Soon, I got hits. Just as the FBI failed to redact Wither’s code number in the report released to me, it had failed repeatedly in the documents released thirty years earlier. As ME 338-R, Withers reported a “power struggle’’ within the sanitation strike’s leadership, valuable intel for agents determined to contain the marching and agitation. He informed extensively on movement icon Rev. James Lawson, telling of the militant pastor’s plans to coach young men to dodge the draft, of a trip he’d planned to communist Czechoslovakia—even a sermon he preached that seemed to question the virgin birth of Christ. He relayed details on the strike’s financial support – leaders raised $347,705, funneling some funds to Black Power militants.

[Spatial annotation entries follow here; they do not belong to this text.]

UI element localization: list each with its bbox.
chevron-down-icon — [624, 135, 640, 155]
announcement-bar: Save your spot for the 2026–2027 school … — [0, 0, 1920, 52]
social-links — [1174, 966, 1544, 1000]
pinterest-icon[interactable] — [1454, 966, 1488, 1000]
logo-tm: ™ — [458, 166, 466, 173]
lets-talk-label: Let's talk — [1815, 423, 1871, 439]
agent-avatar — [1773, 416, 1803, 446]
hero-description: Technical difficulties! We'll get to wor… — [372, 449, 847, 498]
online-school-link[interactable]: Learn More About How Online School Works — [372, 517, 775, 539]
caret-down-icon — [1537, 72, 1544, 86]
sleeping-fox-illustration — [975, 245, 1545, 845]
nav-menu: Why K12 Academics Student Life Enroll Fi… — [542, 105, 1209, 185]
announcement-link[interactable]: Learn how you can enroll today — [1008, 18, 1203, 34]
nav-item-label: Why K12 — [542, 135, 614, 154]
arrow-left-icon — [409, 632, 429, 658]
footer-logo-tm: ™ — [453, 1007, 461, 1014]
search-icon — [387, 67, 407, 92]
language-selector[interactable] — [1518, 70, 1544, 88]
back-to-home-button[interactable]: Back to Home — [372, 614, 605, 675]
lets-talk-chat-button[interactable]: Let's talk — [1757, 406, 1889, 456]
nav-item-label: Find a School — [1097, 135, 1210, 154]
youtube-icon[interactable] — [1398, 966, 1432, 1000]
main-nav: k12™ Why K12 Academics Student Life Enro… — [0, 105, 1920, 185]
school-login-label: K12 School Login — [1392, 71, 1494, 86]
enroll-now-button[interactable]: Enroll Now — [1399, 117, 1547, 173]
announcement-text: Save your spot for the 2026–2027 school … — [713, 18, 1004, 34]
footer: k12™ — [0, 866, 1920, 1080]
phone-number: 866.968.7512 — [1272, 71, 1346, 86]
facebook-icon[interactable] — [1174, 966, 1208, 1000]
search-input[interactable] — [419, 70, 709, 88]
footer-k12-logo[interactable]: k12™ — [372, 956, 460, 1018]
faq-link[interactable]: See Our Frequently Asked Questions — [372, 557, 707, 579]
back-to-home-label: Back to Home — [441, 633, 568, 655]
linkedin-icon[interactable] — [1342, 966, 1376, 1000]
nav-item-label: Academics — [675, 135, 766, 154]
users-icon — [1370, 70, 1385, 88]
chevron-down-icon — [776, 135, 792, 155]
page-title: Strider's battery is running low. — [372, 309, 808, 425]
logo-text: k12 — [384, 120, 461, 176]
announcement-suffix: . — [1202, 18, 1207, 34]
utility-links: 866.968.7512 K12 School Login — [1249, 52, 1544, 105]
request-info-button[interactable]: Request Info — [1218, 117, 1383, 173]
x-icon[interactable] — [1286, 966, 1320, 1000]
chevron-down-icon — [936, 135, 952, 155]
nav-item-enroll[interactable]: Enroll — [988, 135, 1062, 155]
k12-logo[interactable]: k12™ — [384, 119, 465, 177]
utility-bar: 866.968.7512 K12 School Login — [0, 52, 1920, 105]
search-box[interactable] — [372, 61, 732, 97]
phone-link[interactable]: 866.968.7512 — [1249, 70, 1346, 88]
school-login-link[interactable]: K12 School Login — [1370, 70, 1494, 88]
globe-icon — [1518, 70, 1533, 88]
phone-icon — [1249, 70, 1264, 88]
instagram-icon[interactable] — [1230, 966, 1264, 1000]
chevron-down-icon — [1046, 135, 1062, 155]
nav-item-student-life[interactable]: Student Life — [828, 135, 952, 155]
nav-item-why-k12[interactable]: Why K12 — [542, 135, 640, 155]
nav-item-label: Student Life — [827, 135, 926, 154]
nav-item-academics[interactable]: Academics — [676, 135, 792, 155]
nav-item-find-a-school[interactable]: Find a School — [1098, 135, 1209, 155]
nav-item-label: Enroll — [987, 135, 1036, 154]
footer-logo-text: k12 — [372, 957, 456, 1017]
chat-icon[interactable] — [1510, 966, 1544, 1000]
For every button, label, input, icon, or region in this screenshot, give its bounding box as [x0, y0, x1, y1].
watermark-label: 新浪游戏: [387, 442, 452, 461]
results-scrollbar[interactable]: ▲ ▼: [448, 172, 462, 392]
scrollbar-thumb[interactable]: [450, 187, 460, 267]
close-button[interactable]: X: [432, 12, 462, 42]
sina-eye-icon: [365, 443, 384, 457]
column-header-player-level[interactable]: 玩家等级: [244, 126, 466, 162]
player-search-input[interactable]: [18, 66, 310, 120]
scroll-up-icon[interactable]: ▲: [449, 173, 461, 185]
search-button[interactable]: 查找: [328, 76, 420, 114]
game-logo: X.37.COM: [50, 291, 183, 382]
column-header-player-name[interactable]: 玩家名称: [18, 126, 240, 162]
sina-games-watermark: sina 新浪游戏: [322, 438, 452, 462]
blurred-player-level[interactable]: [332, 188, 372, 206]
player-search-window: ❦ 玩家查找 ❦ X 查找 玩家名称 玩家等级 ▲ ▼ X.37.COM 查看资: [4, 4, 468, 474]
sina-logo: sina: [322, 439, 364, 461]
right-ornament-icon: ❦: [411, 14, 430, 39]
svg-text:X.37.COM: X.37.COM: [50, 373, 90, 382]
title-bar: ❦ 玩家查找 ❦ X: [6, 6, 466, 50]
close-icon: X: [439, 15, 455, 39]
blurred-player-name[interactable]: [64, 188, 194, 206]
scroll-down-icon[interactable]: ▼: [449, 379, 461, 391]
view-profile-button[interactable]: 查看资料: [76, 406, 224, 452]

This resulted in a breakthrough, seven-page narrative in my newspaper, The Commercial Appeal, in September 2010. We fleshed out additional details that fall after Lawrence’s daughter shared the late agent’s handwritten notes. Still, the FBI refused to cooperate. We wanted Withers’s informant file. We eventually sued. The bureau fought us, denying any connection to the photographer. It seemed at first the Bureau might prevail.
Relying on a Reagan-era law exempting informant records from FOIA, the government pretended it had nothing on Withers. But the strategy backfired. The law says an informant’s records aren’t subject to FOIA unless the government first “officially confirms’’ him as an informant. We argued the FBI had done just that when it identified Withers as ME 338-R in its FOIA release. A judge agreed. The FBI was forced to acknowledge in court that Withers had worked for the agency for nearly two decades as a paid informant.
The ruling led to a mediated settlement. The government agreed to pay $186,000 of our legal fees and release a mother lode of records spelling out the details of Withers’s long FBI collaboration – records that form the foundation of my book.
“I’m not mad at Ernie,” Doctor said after learning of his friend’s informing. Instead, he focused his anger on his old nemesis, the FBI.
“Now, don’t misunderstand me. I was doing a lot of things in Memphis. But none of what I was doing was illegal. And I’ll go to my grave saying that. Now, a lot of what the FBI did was illegal.”